Integrated Corridor Management: A Game-Changer for Congestion

October 8, 2014

Traffic congestion may be the number one 

complaint of Californians, and for good reason. It steals productivity from businesses and time together from families. It robs motorists and truckers of hundreds of millions of dollars in additional fuel costs each day as they stop-and-go along the state’s major roadways. And it pumps far greater amounts of dangerous emissions into the atmosphere than vehicles produce when traffic is moving well.

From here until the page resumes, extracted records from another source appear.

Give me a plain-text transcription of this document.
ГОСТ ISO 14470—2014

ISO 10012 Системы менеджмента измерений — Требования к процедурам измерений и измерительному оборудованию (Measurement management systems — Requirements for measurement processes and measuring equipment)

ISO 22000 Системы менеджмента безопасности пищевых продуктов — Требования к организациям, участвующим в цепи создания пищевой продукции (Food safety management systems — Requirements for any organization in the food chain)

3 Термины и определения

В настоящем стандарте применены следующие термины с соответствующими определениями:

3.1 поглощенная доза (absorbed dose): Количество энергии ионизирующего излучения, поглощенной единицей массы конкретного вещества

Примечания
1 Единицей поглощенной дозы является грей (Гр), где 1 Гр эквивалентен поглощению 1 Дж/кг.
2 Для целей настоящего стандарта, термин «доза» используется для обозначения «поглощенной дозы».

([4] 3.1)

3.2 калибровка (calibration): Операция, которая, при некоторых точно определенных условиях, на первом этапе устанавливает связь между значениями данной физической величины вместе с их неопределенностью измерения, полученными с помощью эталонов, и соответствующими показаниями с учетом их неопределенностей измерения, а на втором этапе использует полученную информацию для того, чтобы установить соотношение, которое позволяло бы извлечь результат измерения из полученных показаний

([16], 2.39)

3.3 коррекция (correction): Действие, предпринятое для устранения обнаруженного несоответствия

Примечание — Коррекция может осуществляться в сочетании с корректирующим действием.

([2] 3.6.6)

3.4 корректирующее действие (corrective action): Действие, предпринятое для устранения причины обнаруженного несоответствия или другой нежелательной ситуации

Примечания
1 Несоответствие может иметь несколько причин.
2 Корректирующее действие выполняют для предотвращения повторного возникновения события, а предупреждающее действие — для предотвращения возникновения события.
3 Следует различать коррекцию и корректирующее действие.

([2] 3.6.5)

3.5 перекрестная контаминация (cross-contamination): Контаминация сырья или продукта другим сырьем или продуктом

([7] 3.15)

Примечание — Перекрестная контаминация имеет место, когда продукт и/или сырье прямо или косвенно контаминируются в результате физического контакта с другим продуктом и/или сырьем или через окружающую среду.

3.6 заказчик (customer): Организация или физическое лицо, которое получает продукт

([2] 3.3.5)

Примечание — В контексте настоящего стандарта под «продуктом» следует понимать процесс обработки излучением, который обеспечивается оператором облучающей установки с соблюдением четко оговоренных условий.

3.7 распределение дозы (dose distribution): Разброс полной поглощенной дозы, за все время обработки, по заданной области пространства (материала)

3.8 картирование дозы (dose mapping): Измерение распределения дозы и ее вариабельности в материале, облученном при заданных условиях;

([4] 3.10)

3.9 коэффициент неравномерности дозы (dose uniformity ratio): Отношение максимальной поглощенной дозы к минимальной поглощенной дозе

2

Transportation faculty, staff and research engineers at UC Berkeley recently hosted an historic workshop that included representatives from the U.S. Department of Transportation, the California Department of Transportation (Caltrans), and the private sector technology industry.
The workshop’s goal was to bring together for the first time many of those who will contribute to a new approach to solving congestion on the state's most clogged urban corridors--freeways, highways, and arterial roadways--under Caltrans’ leadership.
UC Berkeley’s transportation research center, Partners for Advanced Transportation Technology, or PATH, is working closely with the state agency to develop a sophisticated system utilizing new communications and transportation technology to move traffic more efficiently, reliably, sustainably, and safely.
“Quite simply, we are about to embark on a huge transformation in our transportation management tools, strategies, operations and culture,” Kris Kuhl, Assistant Division Chief of Caltrans’ Division of Traffic Operations, told some 35 attendees at the day-long workshop held March 19 in Davis Hall on the Berkeley campus.
Kuhl described the move to Integrated Corridor Management, or ICM, as a “game-changer.”
Connected Corridors
ICM offers solutions that use existing highways, arterials and transit more efficiently in a highly integrated system that relies on a wide array of new technologies to better utilize the infrastructure that already exists. In addition, ICM can help make travel time more reliable.
In recent years, technological breakthroughs—from GPS, sensors and the Internet to “big data” computing and social networking—have provided transportation management with new tools to better predict and potentially manage congestion.
Connected Corridors is the Caltrans-led effort in ICM, and builds upon other efforts such as the federally-funded ICM project in San Diego. The project will link these new technologies to transportation operations, such as ramp metering, managed lanes, and arterial signal coordination.
Providing drivers and transportation managers with more information in real time will keep traffic moving more smoothly. For example, when a freeway incident results in congestion, traffic managers will be able to divert some motorists to arterials that parallel the freeway. To keep those local roadways flowing, they would also efficiently coordinate traffic signals for the influx of diverted vehicles.
Caltrans will be one of the first state transportation agencies to lead a multi-corridor, multi-year ICM project. The agency hopes that the lessons learned from this first pilot project in southern California will eventually lead to the launch of 50 more projects on clogged corridors throughout California over the next decade.
Roberto Horowitz, a professor in UC Berkeley’s Department of Mechanical Engineering and co-director of PATH, who is co-leading the Connected Corridor’s project, told the group that PATH’s long history of developing new traffic technologies, such as PeMs, bus platooning, and autonomous vehicles, as well as its close collaboration with Caltrans over several decades, made the Connected Corridors project an ideal partnership.
“This project also provides an exciting opportunity for our students and faculty to work with transportation practitioners on some very interesting challenges,” he said.
Alexandre Bayen, an associate professor in UC Berkeley’s Department of Electrical Engineering and Computer Sciences as well as the Department of Civil and Environmental Engineering, will be leading the project as the principal investigator.
“We’re a public university with a tradition of public service,” Bayen told the group. “It is our job to look forward five years, ten years and more to determine our transportation needs. With this project, we hope to be able to see how transportation can be better managed not only in California but beyond our borders.”
To truly revolutionize traffic management, Bayen, who developed the Mobile Millennium program said it was vital to work with technology industries actively developing many of the tools required.
Pilot Project
In coming months, PATH and its partners will also be working with local communities, agencies and transit operators to explain the potential for decreasing congestion within their communities. The Connected Corridors pilot project will debut on a selected section of freeway in southern California by the end of 2016. When completed, it will stretch for 20 miles with the ability to extend as needed.
Transportation engineers working with PATH, in preparation for designing the architecture for the pilot project, have moved into McLaughlin Hall on the Berkeley campus to be closer to faculty and students with the knowledge and technical abilities to help make the project a success.
After a lunch break, an impromptu birthday party was held for UC Berkeley's Professor Alex Skabardonis, an expert in traffic engineering, management, and traffic control systems.